Tullow Oil plc (Tullow), the independent oil and gas exploration and production group, has announced a profit after tax of $30 million in its half-year results for the six months ended 30 June 2016.
• 1H profit after tax of $30 million. Lower revenues on prior year as a result of lower commodity prices and reduced Jubilee production, which is the subject of an insurance claim, were partially offset by significantly lower costs and write-offs.
• Net debt at 30 June 2016 of $4.7 billion with facility headroom and free cash of $1.0 billion. Additional headroom of $300m added through a successful Convertible Bond issue on 6 July, further diversifying sources of debt.
• Mark-to-market value of oil hedges of over $300 million at 30 June 2016; 38,500 bopd of second half 2016 oil production hedged at average floor price of $74/barrel.
• TEN Project on schedule and on budget to deliver first oil in early August. TEN will increase Tullow’s group net production by c. 60% when it reaches facility capacity around the end of 2016, enabling Tullow to deleverage organically.

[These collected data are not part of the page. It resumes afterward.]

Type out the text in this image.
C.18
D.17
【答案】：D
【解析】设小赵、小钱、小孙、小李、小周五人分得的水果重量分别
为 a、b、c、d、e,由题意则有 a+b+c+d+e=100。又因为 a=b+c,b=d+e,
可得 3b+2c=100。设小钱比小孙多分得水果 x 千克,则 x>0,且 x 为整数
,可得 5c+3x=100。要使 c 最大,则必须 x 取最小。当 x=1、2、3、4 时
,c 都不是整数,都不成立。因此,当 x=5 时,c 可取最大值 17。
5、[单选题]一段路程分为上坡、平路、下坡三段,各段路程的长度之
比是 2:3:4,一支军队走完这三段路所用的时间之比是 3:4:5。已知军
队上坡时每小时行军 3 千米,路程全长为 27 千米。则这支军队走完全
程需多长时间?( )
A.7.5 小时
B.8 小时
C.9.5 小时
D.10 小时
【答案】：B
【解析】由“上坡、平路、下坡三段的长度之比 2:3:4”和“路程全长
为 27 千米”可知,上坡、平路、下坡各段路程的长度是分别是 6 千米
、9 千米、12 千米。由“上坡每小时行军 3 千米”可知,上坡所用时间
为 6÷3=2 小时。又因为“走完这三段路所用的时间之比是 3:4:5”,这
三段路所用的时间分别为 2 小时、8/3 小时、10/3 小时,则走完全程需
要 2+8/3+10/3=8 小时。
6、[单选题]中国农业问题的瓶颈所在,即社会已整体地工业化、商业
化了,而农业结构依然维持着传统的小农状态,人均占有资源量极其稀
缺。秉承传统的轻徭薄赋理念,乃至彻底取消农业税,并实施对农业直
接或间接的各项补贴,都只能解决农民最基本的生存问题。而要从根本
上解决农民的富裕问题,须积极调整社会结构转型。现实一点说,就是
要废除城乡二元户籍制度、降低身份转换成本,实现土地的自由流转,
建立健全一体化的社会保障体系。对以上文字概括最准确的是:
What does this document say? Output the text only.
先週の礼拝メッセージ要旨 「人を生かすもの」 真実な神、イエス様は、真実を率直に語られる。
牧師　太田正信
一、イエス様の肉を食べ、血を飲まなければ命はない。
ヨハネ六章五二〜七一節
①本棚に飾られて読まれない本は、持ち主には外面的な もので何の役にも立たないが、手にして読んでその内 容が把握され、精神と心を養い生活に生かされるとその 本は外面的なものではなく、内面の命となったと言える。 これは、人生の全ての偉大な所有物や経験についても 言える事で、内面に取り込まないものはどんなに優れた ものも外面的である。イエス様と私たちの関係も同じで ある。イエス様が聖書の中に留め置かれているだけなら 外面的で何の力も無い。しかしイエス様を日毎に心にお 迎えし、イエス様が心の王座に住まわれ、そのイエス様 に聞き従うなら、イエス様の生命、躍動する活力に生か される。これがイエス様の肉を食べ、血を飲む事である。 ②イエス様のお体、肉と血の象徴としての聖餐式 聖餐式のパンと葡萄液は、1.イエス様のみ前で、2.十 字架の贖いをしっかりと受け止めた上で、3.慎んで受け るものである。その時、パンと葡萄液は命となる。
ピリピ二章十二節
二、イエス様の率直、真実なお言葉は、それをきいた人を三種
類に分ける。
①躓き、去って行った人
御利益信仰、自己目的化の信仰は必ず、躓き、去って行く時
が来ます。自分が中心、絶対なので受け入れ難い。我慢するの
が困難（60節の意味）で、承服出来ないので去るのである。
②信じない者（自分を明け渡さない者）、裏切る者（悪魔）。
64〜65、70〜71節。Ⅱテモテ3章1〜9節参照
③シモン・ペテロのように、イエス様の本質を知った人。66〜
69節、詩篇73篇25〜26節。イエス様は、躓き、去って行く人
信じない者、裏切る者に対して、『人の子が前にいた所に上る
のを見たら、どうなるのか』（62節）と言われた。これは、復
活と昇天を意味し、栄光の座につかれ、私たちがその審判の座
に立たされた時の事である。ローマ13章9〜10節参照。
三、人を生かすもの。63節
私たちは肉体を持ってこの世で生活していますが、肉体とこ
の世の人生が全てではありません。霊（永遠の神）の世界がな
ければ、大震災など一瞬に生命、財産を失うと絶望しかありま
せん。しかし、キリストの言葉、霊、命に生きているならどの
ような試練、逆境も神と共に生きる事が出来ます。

• The Jubilee field’s new operating procedures are working well with second half 2016 gross production expected to average 85,000 bopd. A project to spread moor the FPSO for the long term has commenced and insurers have been notified.
• East Africa upstream and pipeline projects in Kenya and Uganda moving towards FEED. Kenya Early Oil Pilot Scheme, with potential to deliver 2,000 bopd by the second half of 2017, being assessed with the Government of Kenya.
• Successful Kenya appraisal programme underpins estimated gross recoverable resource of up to 750mmbo. Exploration and appraisal programme to restart in the South Lokichar Basin in Q4 2016.
• New licences signed in H1 2016 in Zambia and Guyana; pre-drilling and scoping activities under evaluation in Suriname, Guyana, Jamaica, Uruguay and Namibia.
Commenting on the results on Wednesday, Tullow CEO Aidan Heavey: “The start of production from the TEN field in early August will be transformational for the Group allowing us to significantly increase our net production and begin the process of deleveraging our balance sheet.
This project has remained on schedule and on budget since the day the Plan of Development was signed and demonstrates our ability to deliver complex projects of this nature. The benefits of last year’s cost-cutting programme are evident in the financial results, the significant TEN capital expenditure is largely behind us and we have also made good progress on the Jubilee Turret Project.
Tullow is therefore well placed to move forward with a restructured and more efficient business that can deliver growth from its portfolio of high quality, low cost producing, development and exploration assets.”